In his unashamed work, Conscience and Its Enemies, the wonderful thinker, Robert P. George, makes the case that truth is the kind of thing that must be worked for  - it must be attained.  In contrast to the prevailing idea that truth is a matter of personal passions or political and cultural power, truth is beyond all of that and cannot simply be something we look within to find.  There is value in argument and the struggle for true beliefs that simply does not come if we are driven by our passions or conventional wisdom.

He says, "Although some have depicted freedom and truth as antithetical, in reality they are mutually supportive and, indeed, dependent on each other" (pg. 39).  We are not free if we are unshackled from some notion of truth that we all must or can attain; we are not free if truth is a free-for-all.  On the contrary, freedom (in any robust sense of freedom for the human soul) requires an objective truth.  If truth is outside our ability to cajole or manufacture, then we must strive, learn, and grow.  His point about the oppression of relativism is made in the ubiquitous examples of the suppression of speech and the honest seeking after truth by those who are self-appointed guardians of political correctness, campus speech codes, or conventional wisdom.

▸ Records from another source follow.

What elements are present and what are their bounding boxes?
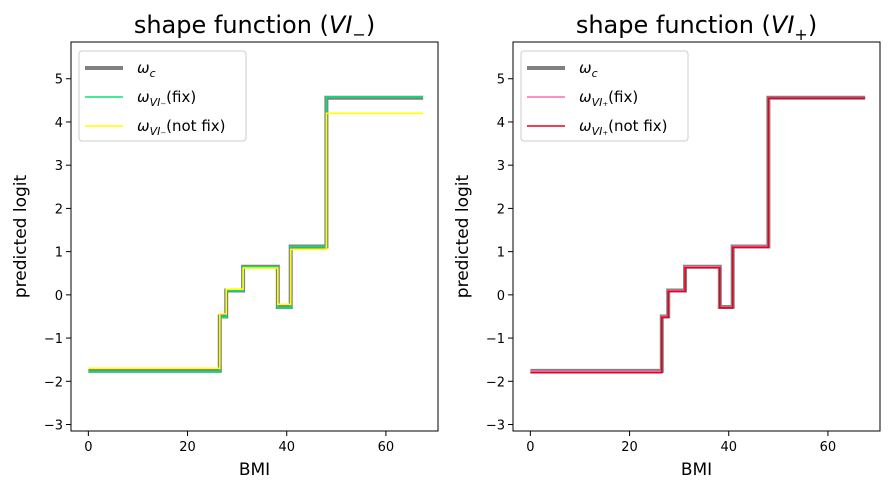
legend-label-subscript: VI₋ — [150, 125, 167, 138]
series-line-2 — [530, 96, 866, 373]
y-tick-label: 3 — [55, 159, 63, 174]
legend-label-symbol: ω — [137, 117, 150, 135]
legend-box — [78, 50, 247, 142]
chart-panel-2: shape function (VI+) 0 20 40 60 −3 −2 −1 0 1 2 3 4 5 B… — [453, 11, 881, 480]
plot-frame — [512, 41, 881, 432]
chart-title-prefix: shape function ( — [134, 11, 329, 39]
y-tick-label: −1 — [486, 332, 505, 347]
legend-label-suffix: (not fix) — [166, 117, 225, 135]
y-tick-label: −3 — [44, 419, 63, 434]
legend-label-subscript: c — [150, 67, 156, 80]
chart-panel-1: shape function (VI−) 0 20 40 60 −3 −2 −1 0 1 2 3 4 5 B… — [11, 11, 439, 480]
chart-title-suffix: ) — [808, 11, 817, 39]
y-tick-label: 2 — [497, 202, 505, 217]
y-tick-label: 5 — [497, 73, 505, 88]
y-tick-label: −2 — [486, 375, 505, 390]
series-line-3 — [530, 97, 866, 374]
y-tick-label: 1 — [497, 246, 505, 261]
y-tick-label: −3 — [486, 419, 505, 434]
chart-title-suffix: ) — [366, 11, 375, 39]
series-group — [88, 95, 424, 373]
legend-label-3: ωVI₋(not fix) — [137, 117, 226, 138]
chart-title-subscript: − — [352, 25, 365, 44]
legend-label-suffix: (fix) — [608, 88, 638, 106]
legend-label-3: ωVI₊(not fix) — [579, 117, 668, 138]
legend-label-2: ωVI₋(fix) — [137, 88, 196, 109]
legend-label-1: ωc — [579, 59, 598, 80]
x-tick-label: 60 — [820, 440, 837, 455]
legend-box — [520, 50, 689, 142]
legend-label-2: ωVI₊(fix) — [579, 88, 638, 109]
y-tick-label: −1 — [44, 332, 63, 347]
legend-label-symbol: ω — [137, 59, 150, 77]
y-tick-label: 5 — [55, 73, 63, 88]
plot-frame — [70, 41, 439, 432]
legend-label-subscript: c — [592, 67, 598, 80]
series-group — [530, 95, 866, 374]
chart-title: shape function (VI−) — [134, 11, 375, 44]
chart-title: shape function (VI+) — [576, 11, 817, 44]
y-tick-label: 2 — [55, 202, 63, 217]
chart-title-symbol: VI — [771, 11, 795, 39]
x-tick-label: 60 — [378, 440, 395, 455]
legend-label-symbol: ω — [579, 117, 592, 135]
x-tick-label: 0 — [84, 440, 92, 455]
y-axis-label: predicted logit — [453, 174, 473, 298]
legend-label-suffix: (fix) — [166, 88, 196, 106]
chart-title-symbol: VI — [329, 11, 353, 39]
legend-label-symbol: ω — [579, 59, 592, 77]
series-line-3 — [88, 112, 424, 370]
y-tick-label: −2 — [44, 375, 63, 390]
x-axis-label: BMI — [681, 460, 712, 480]
y-tick-label: 1 — [55, 246, 63, 261]
legend-label-symbol: ω — [579, 88, 592, 106]
x-axis-label: BMI — [239, 460, 270, 480]
x-tick-label: 0 — [526, 440, 534, 455]
y-tick-label: 4 — [55, 116, 63, 131]
legend-label-subscript: VI₋ — [150, 96, 167, 109]
x-tick-label: 20 — [621, 440, 638, 455]
legend-label-subscript: VI₊ — [592, 125, 609, 138]
legend-label-subscript: VI₊ — [592, 96, 609, 109]
x-tick-label: 20 — [179, 440, 196, 455]
y-tick-label: 4 — [497, 116, 505, 131]
legend-label-symbol: ω — [137, 88, 150, 106]
x-tick-label: 40 — [720, 440, 737, 455]
series-line-2 — [88, 96, 424, 373]
legend-label-1: ωc — [137, 59, 156, 80]
y-tick-label: 3 — [497, 159, 505, 174]
legend-label-suffix: (not fix) — [608, 117, 667, 135]
y-tick-label: 0 — [497, 289, 505, 304]
y-axis-label: predicted logit — [11, 174, 31, 298]
x-tick-label: 40 — [278, 440, 295, 455]
y-tick-label: 0 — [55, 289, 63, 304]
chart-title-prefix: shape function ( — [576, 11, 771, 39]
chart-title-subscript: + — [794, 25, 807, 44]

But the point I find valuable is the one that resonates with my experience - you will be better off if you attain your knowledge, not just feel it.  "The stronger and deeper reason [for allowing error] is that freedom is the condition of our fuller appropriation of the truth.  I use the term appropriation because knowledge and truth have their value for human beings precisely as fulfillment of capacities for understanding and judgment....Knowledge that elevates and enriches - knowledge that liberates the human spirit - cannot be merely notional. It must be appropriated" (pg. 40).


He is right.  This is the only understanding of truth that develops the virtues in the human soul, and gets us out from under the tyranny to self.  The Christian faith has always seen it this way.  We know God, and we know Him truly.  But we strive to know him and his creation more and more because with each step we draw nearer to the One who created us, and we become more like the creatures we were made to be.